Pop groups captivate audiences through visuals and performance; editorial cartoons play a similar role in journalism. It is the main visual of the newspaper. Beyond its ability to capture attention at first glance, it is the only piece in the newspaper that can accurately deliver emotion, nuances, and genuine feelings of rage, anger, confusion, and happiness. But when this task is handed to Artificial Intelligence (AI), something essential is lost. AI can produce outputs quickly and in bulk, but never with the same human depth. Journalism cannot afford to automate its greatest asset: humanity.
Journalism Gave In
The onset of AI shook different sectors of the community – what used to be a desk for administrative aid is now another free space as AI took over. Dispensable and replaceable as easy as that. However, it is ironic that the industry where truth is first formed, opinions are shaped, and culture is enriched was subjected to infiltration of this idle technology.
Perhaps journalism has given in to technological demands, but it should never trade accountability and credibility for convenience. While AI can generate cartoons with a single click, that does not make it right. AI systems are prone to bias and misinformation, and if such flaws slip into publications, sincerity and truth are compromised. Tools like ChatGPT, Gemini, and other open-source models are not immune to errors, which is why constant verification and fact-checking are essential. Once machines dominate the spotlight, trust weakens and truth begins to erode.
As campus journalists, this is the last thing we want to happen, because we are tasked with creating a space where only facts and evidence-based information thrive. The newsroom cannot risk distorting reality or the lived experiences of Filipinos on the streets. If there is a misuse of editorial elements, can AI be held accountable? Can they be brought to trial should there be libellous tags in the cartoon? Obviously not, and this erodes public trust because one cannot just walk away from distortion of veracity.
Making it Humane
If put to the test, AI may match or even surpass human illustrators in speed and precision—but it lacks one thing: humanity. It cannot deliberately draw crooked lines to reflect chaos, exaggerate emotions to amplify outrage, or choose symbols that carry deeper cultural meaning. It can replicate patterns and styles, but it cannot judge the weight of the problems that each cartoon must confront.
Only a real cartoonist can grasp the intensity of the problems that we face every day and the decision making why there is a need to draw a salakot, or a crocodile, or simply a dove.
Let it be told that it is about time that we draw a dove, signifying freedom from technological imprisonment that impedes our full capacity to reflect because we are too drowned and dependent on it. We need to be free from its chains, otherwise, we’re simply reiterating what it wants us to say or illustrate, rather than thinking critically and rationally.
In these trying times, publications need to remember that its duties go beyond production, it is about perspective. Because if it's just production of works, AI can reproduce as many in a snap, but the purpose of forming the readers’ societal awareness and sensitivity is our responsibility.
Beyond the Brush
The alarming use of AI in campus journalism needs more than just awareness and movement, campus journalists need to step up. True enough, campus journalists are hard to replace, but we can be, if we stay complacent and reliving the old, traditional works. Whether we like to face the fact or not, AI will stay, because it is meant to do that. We are not in the industry of removing it nor slandering it; we are in the industry of making sure that we don’t just deliver, we empathize. Journalism with no emotion and empathy is as bad as fake news, it is outright mockery and easily disposable.

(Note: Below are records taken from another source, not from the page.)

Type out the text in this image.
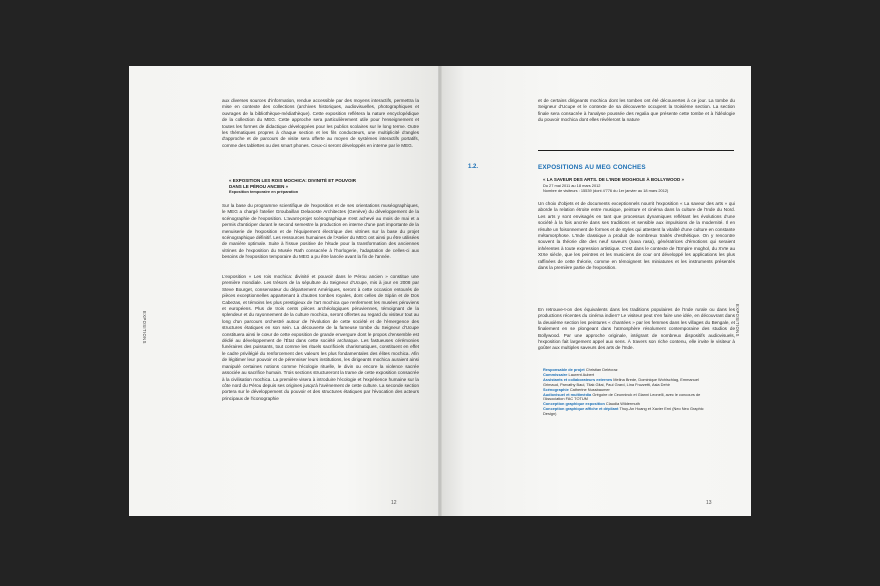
EXPOSITIONS

aux diverses sources d'information, rendue accessible par des moyens interactifs, permettra la mise en contexte des collections (archives historiques, audiovisuelles, photographiques et ouvrages de la bibliothèque-médiathèque). Cette exposition reflètera la nature encyclopédique de la collection du MEG. Cette approche sera particulièrement utile pour l'enseignement et toutes les formes de didactique développées pour les publics scolaires sur le long terme. Outre les thématiques propres à chaque section et les fils conducteurs, une multiplicité d'angles d'approche et de parcours de visite sera offerte au moyen de systèmes interactifs portatifs, comme des tablettes ou des smart phones. Ceux-ci seront développés en interne par le MEG.

« EXPOSITION LES ROIS MOCHICA: DIVINITÉ ET POUVOIR
DANS LE PÉROU ANCIEN »
Exposition temporaire en préparation

Sur la base du programme scientifique de l'exposition et de ses orientations muséographiques, le MEG a chargé l'atelier Groubaillan Delaooste Architectes (Genève) du développement de la scénographie de l'exposition. L'avant-projet scénographique s'est achevé au mois de mai et a permis d'anticiper durant le second semestre la production en interne d'une part importante de la menuiserie de l'exposition et de l'équipement électrique des vitrines sur la base du projet scénographique définitif. Les ressources humaines de l'Atelier du MEG ont ainsi pu être utilisées de manière optimale. Suite à l'issue positive de l'étude pour la transformation des anciennes vitrines de l'exposition du Musée Rath consacrée à l'horlogerie, l'adaptation de celles-ci aux besoins de l'exposition temporaire du MEG a pu être lancée avant la fin de l'année.

L'exposition « Les rois mochica: divinité et pouvoir dans le Pérou ancien » constitue une première mondiale. Les trésors de la sépulture du Seigneur d'Ucupe, mis à jour en 2008 par Steve Bourget, conservateur du département Amériques, seront à cette occasion entourés de pièces exceptionnelles appartenant à d'autres tombes royales, dont celles de Sipán et de Dos Cabezas, et témoins les plus prestigieux de l'art mochica que renferment les musées péruviens et européens. Plus de trois cents pièces archéologiques péruviennes, témoignant de la splendeur et du rayonnement de la culture mochica, seront offertes au regard du visiteur tout au long d'un parcours orchestré autour de l'évolution de cette société et de l'émergence des structures étatiques en son sein. La découverte de la fameuse tombe du Seigneur d'Ucupe constituera ainsi le cœur de cette exposition de grande envergure dont le propos d'ensemble est dédié au développement de l'État dans cette société archaïque. Les fastueuses cérémonies funéraires des puissants, tout comme les rituels sacrificiels charismatiques, constituent en effet le cadre privilégié du renforcement des valeurs les plus fondamentales des élites mochica. Afin de légitimer leur pouvoir et de pérenniser leurs institutions, les dirigeants mochica auraient ainsi manipulé certaines notions comme l'écologie rituelle, le divin ou encore la violence sacrée associée au sacrifice humain. Trois sections structureront la trame de cette exposition consacrée à la civilisation mochica. La première visera à introduire l'écologie et l'expérience humaine sur la côte nord du Pérou depuis ses origines jusqu'à l'avènement de cette culture. La seconde section portera sur le développement du pouvoir et des structures étatiques par l'évocation des acteurs principaux de l'iconographie

12

et de certains dirigeants mochica dont les tombes ont été découvertes à ce jour. La tombe du Seigneur d'Ucupe et le contexte de sa découverte occupent la troisième section. La section finale sera consacrée à l'analyse poussée des regalia que présente cette tombe et à l'idéologie du pouvoir mochica dont elles révèleront la nature

1.2.	EXPOSITIONS AU MEG CONCHES
« LA SAVEUR DES ARTS. DE L'INDE MOGHOLE À BOLLYWOOD »
Du 27 mai 2011 au 18 mars 2012
Nombre de visiteurs : 15539 (dont 4'776 du 1er janvier au 18 mars 2012)

Un choix d'objets et de documents exceptionnels nourrit l'exposition « La saveur des arts » qui aborde la relation étroite entre musique, peinture et cinéma dans la culture de l'Inde du Nord. Les arts y sont envisagés en tant que processus dynamiques reflétant les évolutions d'une société à la fois ancrée dans ses traditions et sensible aux impulsions de la modernité. Il en résulte un foisonnement de formes et de styles qui attestent la vitalité d'une culture en constante métamorphose. L'Inde classique a produit de nombreux traités d'esthétique. On y rencontre souvent la théorie dite des neuf saveurs (nava rasa), génératrices d'émotions qui seraient inhérentes à toute expression artistique. C'est dans le contexte de l'Empire moghol, du XVIe au XIXe siècle, que les peintres et les musiciens de cour ont développé les applications les plus raffinées de cette théorie, comme en témoignent les miniatures et les instruments présentés dans la première partie de l'exposition.

En retrouve-t-on des équivalents dans les traditions populaires de l'Inde rurale ou dans les productions récentes du cinéma indien? Le visiteur peut s'en faire une idée, en découvrant dans la deuxième section les peintures « chantées » par les femmes dans les villages du Bengale, et finalement en se plongeant dans l'atmosphère résolument contemporaine des studios de Bollywood. Par une approche originale, intégrant de nombreux dispositifs audiovisuels, l'exposition fait largement appel aux sens. À travers son riche contenu, elle invite le visiteur à goûter aux multiples saveurs des arts de l'Inde.

Responsable de projet Christian Delécraz
Commissaire Laurent Aubert
Assistants et collaborateurs externes Melina Brede, Dominique Wohlschlag, Emmanuel Grimaud, Parvathy Baul, Tilak Gitai, Paul Grard, Lina Fruzzetti, Asia Dehir
Scénographie Catherine Nussbaumer
Audiovisuel et multimédia Grégoire de Ceunninck et Gianni Leonelli, avec le concours de l'Association FAC TOTUM
Conception graphique exposition Claudia Wildermuth
Conception graphique affiche et dépliant Thuy-An Hoang et Xavier Erni (Neo Neo Graphic Design)
EXPOSITIONS
13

AI arts and cartoons poses itself as a limitless canvas. It will continue to expand as long as there’s a prompt and few adjectives to tweak a work. “Make it livelier,” “Increase the size of the cartoon,” “Improve outlines and imboost characters” – simply put, and you now have the cartoon of your imagination.
However, the true glory of cartooning will be reignited if we think outside of the box. If they say the audience doesn’t care who made the cartoon, then we have to make them care! These stereotypes fuel the bigotry of shameless integration of AI in the systems of campus journalism without taking into account the authorship and the dignity of the writers and cartoonists. For once, these kinds of stereotypes and assumptions must be corrected as it will mark the beginning of real journalistic movement.
It is about time to break the norms of cartoons. Art doesn't always need to be colored with one stroke, colors don't always need to complement, and sometimes, it is perfectly fine to color beyond the lines. We have to pick up the brush and paint beyond what is expected because there’s a fight on the white canvas.
In the end, this battle is not about who can draw better, who can make their art realistic, or who combines elements perfectly. This is about which artwork has conscience. Editorial cartoons speak about social issues, it is aimed to relate to stories of suffering and hardships. It is about translating words into bubbles and caricatures enough to explain the realities of people everyday. These can only be achieved by an artist with conscience and vulnerability. A cartoon without a cartoonist is not art—it is merely a colored canvas lost in [AI]magination. The brush must remain in our hands, and we must never let it slip away.